What about Scotland?
Until recently, the Courts in Scotland have been more permissive when it comes to considering the context and surrounding circumstances as an aid to contractual interpretation. That changed, however, in a decision earlier this year from the Inner House of the Court of Session: Lagan Construction v (1) Scot Roads Partnership Project Ltd and (2) Ferrovial Construction (UK) Ltd .
Lagan and Ferrovial entered into a joint venture to provide works on certain motorways for Scot Roads Partnership (Project Co). The contract between Project Co and the JV required the JV to deliver letters of credit from each Contractor Company (Lagan and Ferrovial) to Project Co.
Clause 5.5.6 of the contract stated: "Project Co shall return to the Contractor by transfer into a bank account specified by such Contractor, an amount equal to such Contractor Company Contractor Security Account Balance…"

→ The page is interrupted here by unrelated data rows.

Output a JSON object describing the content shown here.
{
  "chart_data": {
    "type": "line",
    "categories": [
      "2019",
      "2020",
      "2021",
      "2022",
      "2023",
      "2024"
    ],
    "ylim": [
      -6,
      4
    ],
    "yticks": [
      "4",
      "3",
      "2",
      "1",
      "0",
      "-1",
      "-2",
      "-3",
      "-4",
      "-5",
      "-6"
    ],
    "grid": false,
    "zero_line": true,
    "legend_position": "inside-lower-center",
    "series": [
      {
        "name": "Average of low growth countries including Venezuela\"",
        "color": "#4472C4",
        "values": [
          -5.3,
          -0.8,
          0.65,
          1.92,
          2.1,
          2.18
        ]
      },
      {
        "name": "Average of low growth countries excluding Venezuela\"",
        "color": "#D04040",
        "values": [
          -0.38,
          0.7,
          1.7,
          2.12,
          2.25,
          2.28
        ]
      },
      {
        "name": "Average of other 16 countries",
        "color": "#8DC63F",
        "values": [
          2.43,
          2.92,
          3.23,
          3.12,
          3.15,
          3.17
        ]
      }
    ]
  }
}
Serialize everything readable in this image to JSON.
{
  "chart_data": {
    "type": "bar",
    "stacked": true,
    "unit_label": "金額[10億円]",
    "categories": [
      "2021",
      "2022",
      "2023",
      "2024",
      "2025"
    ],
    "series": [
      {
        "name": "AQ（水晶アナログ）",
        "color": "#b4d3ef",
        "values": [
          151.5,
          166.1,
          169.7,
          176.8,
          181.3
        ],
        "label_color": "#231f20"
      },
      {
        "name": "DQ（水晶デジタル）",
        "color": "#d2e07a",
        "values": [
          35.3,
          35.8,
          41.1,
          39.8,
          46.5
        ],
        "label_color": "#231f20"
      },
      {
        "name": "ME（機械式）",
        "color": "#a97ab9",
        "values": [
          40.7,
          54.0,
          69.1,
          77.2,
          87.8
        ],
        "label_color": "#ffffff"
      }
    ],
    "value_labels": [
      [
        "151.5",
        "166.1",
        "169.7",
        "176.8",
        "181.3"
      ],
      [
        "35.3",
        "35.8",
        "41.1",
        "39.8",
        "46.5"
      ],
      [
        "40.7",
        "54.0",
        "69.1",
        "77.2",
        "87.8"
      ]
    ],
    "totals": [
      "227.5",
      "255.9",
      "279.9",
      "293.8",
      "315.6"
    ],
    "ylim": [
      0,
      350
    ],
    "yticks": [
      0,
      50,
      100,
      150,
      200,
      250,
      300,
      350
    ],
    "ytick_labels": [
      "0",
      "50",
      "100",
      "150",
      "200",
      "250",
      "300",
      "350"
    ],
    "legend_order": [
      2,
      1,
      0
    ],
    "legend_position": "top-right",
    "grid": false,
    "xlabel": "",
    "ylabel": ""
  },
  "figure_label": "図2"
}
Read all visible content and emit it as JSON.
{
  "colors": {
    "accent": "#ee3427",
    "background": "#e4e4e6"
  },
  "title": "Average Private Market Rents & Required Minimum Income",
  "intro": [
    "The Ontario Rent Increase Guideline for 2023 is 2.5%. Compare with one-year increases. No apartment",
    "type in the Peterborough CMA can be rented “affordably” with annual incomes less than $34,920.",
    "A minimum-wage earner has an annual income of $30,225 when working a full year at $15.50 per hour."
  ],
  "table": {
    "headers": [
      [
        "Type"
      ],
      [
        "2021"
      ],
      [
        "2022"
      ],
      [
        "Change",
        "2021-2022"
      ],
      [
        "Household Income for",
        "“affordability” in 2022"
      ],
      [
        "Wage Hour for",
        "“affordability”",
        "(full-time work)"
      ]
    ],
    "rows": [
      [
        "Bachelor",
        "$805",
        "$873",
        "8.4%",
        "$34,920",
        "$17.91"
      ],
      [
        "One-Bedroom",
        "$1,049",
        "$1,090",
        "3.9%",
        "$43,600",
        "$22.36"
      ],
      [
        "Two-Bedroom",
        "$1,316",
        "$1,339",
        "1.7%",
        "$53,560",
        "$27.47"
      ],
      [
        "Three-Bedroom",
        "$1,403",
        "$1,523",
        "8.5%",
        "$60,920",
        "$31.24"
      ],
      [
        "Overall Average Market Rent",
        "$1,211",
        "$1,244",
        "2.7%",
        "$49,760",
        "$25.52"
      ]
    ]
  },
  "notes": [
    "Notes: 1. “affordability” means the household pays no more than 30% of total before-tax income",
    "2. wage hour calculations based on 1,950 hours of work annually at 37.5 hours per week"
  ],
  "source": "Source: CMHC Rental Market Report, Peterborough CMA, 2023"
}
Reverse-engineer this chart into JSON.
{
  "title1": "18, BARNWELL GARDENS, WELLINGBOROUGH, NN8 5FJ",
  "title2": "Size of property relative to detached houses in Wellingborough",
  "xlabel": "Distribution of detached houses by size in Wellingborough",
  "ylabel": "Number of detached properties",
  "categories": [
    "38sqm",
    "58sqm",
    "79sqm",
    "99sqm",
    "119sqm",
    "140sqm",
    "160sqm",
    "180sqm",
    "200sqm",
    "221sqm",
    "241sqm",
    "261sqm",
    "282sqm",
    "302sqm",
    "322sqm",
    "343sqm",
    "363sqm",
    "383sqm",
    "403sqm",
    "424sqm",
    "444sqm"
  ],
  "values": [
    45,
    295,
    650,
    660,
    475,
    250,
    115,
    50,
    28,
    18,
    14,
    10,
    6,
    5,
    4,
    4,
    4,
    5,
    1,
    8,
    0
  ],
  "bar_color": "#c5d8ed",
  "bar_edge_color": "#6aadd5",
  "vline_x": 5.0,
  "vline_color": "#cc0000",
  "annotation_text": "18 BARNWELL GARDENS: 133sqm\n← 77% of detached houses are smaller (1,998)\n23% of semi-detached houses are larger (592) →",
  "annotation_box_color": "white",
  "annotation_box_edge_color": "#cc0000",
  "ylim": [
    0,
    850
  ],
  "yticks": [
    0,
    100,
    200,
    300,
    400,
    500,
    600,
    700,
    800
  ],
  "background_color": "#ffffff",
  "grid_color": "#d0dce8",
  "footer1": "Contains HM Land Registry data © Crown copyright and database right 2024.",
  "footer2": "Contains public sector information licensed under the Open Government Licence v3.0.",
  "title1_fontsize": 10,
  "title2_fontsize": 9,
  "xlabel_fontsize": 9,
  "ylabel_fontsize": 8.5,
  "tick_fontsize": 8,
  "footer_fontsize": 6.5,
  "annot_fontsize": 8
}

The difficulty for Lagan was that if construed literally, the balance of funds from Lagan's letter of credit would be remitted to the JV's bank account, since the JV was designated as the "Contractor" in the contract. This was problematic, because following Lagan's administration, the bank account was controlled by Ferrovial. Accordingly, Lagan contended that Project Co should not have transferred money to the JV, and that reference to "the Contractor" in Clause 5.5.6 should be construed as referring solely to Lagan.
At first instance, the commercial judge sustained Lagan's approach and ordered payment by Project Co to Lagan. The Inner House disagreed. Relying on the decisions of Arnold v Britton and Wood v Capita, Lord Carloway held: "It should identify what the parties agreed, not what it thinks that common sense may otherwise have dictated. Contracts are made by what people say, not what they think in their innermost minds (Muirhead & Turnbull v Dickson (1905)…). Where a contract is a complex and sophisticated one prepared and negotiated by skilled professionals, as is the case here, it may be successfully interpreted principally by textual analysis"
Where are we now?
To conclude, the Scottish courts affirmed the principle that contracts should be understood by what the parties say, not what they might have thought. In adopting this approach, the Scottish Courts have aligned with recent judgments from the UK Supreme Court, where the emphasis is on a more textual, literal interpretation of contracts, with primacy of the written word.
Therefore, when negotiating contracts, it is crucial that nothing is 'left to the imagination' and any provision that would have otherwise been implied is expressly stated within the contract.